All this was a mere five years ago; now Frey is back, unredeemed, assuming the persona of a divine con artist who is his fancied alter ego. "He's been called a saviour, a revolutionary, a genius," the publicists declare. Of course, they admit, he has also been fingered as a mythomaniac trickster. But couldn't the same be said of Christ, who in the new novel is, like Frey, martyred by the media? It's a feat of stupefying impudence: if only there were a God able to strike the imposter down during his tour of the talk shows! But Frey is the product of a culture with a short memory and a skewed moral sense. He's also less a writer than a professional celebrity, which means that he can count on being rewarded for behaving badly.

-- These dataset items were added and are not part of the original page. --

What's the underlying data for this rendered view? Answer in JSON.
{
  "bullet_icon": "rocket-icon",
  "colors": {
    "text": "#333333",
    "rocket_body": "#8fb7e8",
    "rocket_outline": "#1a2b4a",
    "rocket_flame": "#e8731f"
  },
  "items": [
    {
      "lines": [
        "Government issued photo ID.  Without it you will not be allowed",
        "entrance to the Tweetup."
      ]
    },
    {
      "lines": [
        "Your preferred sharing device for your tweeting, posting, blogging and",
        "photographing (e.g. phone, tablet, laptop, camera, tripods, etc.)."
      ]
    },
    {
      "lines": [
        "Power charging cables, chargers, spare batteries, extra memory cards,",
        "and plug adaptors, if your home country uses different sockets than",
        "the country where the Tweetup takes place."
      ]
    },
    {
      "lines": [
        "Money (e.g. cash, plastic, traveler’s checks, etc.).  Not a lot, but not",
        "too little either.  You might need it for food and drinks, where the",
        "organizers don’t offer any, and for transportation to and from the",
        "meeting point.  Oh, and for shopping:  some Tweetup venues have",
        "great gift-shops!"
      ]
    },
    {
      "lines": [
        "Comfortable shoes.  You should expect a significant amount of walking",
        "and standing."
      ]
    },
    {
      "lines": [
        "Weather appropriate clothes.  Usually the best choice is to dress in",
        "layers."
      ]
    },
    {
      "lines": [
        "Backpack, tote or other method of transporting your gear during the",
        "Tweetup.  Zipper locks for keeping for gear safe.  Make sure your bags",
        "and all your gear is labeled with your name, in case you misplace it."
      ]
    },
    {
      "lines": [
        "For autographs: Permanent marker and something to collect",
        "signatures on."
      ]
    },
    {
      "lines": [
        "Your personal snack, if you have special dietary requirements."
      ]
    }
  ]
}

This current crock of mendacity is a "high-concept" fabrication, artlessly crass in its retelling of what's meant to be the greatest story ever told. Christ returns to Earth, to get us ready for the annihilation of our vile, belligerent species. Renamed Ben Zion, he joins a band of apocalyptic loons who hole up in the subway tunnels beneath Manhattan. His divinity seems to be proved when he miraculously survives an accident on a building site after a sheet of glass punctures his skull and severs his arteries. He communes with his heavenly father during epileptic seizures, and gathers around him a gaggle of hapless apostles, to whom he preaches drippy sermons about peace. He licks and laps the genitalia of his female acolytes, disseminating celestial bliss in their nether regions; bouts of tantric sex follow, along with vegetarian love-ins at a rural commune.

...

The Final Testament of The Holy Bible is blandly unmoving. You'll be irritated not enraged, and will find its thraldom easy to resist. Extraordinary masterpiece? Well, let's just say it makes Jesus Christ Superstar sound like Handel'sMessiah.

Beyond angering The Guardian's reviewer, it has also angered Christians.